THE HISTORY OF KEMPO
A long time ago, in 540 AD, an Indian Buddhist priest (Bodhidharma Tamo) came to visit the Chinese emperor to coordinate the spreading of Buddhism in China. When they came to a disagreement because Bodhidharma's Indian Buddhism was too complicated for the Chinese mentality, the priest went to a nearby Buddhist monastery called Shaolin (meaning "young forest") to meet with the monks who were translating Buddhist texts into Chinese. He was not greeted warmly and was forbidden to enter the monastery. He went to a nearby cave where he meditated for nine years, facing the wall, keeping his eyes open and without sleep. The monks from the monastery recognized his values and allowed him to enter the monastery. Upon entering the Bodhidharma monastery, he realized that the monks were physically underdeveloped and lost the physical and mental strength for even the most ordinary meditations. He began to teach them movement exercises designed to increase vital energy (Chinese: Chi, Japanese: Ki) and restore strength. That was the beginning of Chuan Fa. Over time these exercises developed into martial arts because the temple was located in an inaccessible area, where bandits and wild animals roamed freely.

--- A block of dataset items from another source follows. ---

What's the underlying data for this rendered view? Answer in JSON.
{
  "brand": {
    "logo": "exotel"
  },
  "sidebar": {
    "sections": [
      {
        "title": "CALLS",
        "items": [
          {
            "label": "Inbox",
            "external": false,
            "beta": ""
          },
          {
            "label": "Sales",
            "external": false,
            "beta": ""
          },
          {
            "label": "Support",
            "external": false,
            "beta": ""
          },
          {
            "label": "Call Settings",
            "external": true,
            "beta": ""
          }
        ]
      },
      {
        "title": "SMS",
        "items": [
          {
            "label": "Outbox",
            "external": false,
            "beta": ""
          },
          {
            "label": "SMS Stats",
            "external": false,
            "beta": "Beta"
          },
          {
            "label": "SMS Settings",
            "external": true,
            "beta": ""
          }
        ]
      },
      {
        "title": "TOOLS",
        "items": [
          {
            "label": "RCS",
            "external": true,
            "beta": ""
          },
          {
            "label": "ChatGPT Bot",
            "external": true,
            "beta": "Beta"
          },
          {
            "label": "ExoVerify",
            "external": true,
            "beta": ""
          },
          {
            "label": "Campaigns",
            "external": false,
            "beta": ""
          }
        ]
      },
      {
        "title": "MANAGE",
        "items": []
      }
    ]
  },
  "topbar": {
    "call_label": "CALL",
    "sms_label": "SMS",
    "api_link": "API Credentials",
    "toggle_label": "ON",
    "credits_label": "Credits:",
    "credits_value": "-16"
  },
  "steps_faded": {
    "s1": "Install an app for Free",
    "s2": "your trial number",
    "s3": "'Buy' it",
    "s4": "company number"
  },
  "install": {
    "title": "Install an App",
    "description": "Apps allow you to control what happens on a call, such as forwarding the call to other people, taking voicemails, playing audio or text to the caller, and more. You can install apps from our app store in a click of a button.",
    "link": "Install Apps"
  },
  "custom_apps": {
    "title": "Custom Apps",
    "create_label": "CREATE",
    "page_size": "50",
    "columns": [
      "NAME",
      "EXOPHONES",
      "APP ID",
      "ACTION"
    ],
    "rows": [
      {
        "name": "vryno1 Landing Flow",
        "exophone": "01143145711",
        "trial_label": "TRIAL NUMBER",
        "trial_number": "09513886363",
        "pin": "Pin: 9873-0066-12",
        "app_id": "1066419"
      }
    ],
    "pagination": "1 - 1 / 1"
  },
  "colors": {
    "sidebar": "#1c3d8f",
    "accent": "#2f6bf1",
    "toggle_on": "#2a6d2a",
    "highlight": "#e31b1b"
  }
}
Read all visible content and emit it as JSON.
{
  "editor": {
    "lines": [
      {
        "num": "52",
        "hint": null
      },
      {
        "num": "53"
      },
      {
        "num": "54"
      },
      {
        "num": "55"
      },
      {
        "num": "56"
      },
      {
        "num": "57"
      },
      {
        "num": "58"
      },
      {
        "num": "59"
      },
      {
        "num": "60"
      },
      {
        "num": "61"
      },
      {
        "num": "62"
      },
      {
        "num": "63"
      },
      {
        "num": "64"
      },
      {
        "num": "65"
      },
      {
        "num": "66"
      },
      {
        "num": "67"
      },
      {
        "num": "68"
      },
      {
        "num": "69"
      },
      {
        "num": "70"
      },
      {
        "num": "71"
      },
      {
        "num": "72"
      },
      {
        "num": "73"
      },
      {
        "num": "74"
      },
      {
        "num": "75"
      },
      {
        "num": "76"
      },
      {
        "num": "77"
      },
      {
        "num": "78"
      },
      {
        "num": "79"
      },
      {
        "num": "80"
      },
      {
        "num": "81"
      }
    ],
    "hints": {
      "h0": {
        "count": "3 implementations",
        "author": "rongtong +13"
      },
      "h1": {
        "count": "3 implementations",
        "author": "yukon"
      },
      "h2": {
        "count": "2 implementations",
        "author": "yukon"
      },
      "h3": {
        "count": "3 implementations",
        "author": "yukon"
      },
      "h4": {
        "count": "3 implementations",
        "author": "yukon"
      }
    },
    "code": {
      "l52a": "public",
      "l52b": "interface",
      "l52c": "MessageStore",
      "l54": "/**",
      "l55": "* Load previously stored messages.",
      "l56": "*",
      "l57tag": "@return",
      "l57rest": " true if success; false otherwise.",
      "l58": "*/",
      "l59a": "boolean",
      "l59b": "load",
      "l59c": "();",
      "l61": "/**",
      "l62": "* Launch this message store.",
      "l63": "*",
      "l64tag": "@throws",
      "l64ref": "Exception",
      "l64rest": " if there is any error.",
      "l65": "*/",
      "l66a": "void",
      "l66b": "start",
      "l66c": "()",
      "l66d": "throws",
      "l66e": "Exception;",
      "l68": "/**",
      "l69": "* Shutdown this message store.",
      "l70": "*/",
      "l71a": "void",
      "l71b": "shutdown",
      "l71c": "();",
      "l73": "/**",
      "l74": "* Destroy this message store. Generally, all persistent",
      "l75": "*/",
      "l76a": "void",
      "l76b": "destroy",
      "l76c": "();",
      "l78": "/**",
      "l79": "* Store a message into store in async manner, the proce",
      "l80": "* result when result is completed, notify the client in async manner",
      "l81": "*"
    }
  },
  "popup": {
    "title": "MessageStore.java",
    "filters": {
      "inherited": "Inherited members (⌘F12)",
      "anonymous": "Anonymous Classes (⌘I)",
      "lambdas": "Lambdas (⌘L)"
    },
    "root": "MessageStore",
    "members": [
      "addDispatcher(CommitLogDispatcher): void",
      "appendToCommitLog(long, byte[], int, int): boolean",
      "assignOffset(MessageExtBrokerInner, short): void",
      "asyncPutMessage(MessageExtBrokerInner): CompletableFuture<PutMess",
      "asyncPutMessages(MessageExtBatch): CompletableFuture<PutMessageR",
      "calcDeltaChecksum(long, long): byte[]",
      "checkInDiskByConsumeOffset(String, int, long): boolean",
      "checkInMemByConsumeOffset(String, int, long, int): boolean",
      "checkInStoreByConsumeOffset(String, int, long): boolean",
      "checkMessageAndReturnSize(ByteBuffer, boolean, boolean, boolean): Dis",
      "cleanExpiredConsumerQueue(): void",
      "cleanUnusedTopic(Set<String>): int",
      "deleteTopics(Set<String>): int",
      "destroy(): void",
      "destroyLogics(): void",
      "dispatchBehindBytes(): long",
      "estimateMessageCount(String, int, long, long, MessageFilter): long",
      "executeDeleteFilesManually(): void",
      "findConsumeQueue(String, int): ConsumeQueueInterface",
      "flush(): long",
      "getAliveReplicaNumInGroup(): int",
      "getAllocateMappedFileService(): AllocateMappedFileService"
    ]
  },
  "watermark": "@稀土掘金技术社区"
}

Although martial arts existed in China before the arrival of Bodhidharma, it was only during the 1000 years after his arrival that the various boxing styles truly flourished in China. What distinguished Chuan Fa from martial arts at the time was the spiritual component that gave a new dimension to martial arts and, in a unique way, enriched weaponless martial arts.
Around 1400 AD, with the help of various Buddhist priests who taught esoteric teachings, Chuan Fa came to the independent kingdom Ryu Kyu Island. Influenced by the local population's mentality, Chuan Fa, or Kempo, slowly took on its present form. At the very beginning of the 20th century, Kempo arrives in Europe.
KEMPO / CHUAN FA WORD ORIGIN
The name Kempo is a Japanese form of the Chinese word Chuan Fa. On the other hand, Chuan Fa is an approximate translation of the Indian term Vajramukti (Sanskrit). Vajramukti means "Thunderbolt Clasped Hands" and represents the proto skill of all present martial arts. Today, allegedly, only about 30 people in India practice a skill they claim to be the original Vajramukti. The two signs that make up the Chinese name Chuan Fa have different meanings depending on the context, but in Buddhism, Chuan means "closed fist" while Fa means "Dharma" or the Buddha's transcendental teaching. There are other translations, e.g., "hand principle".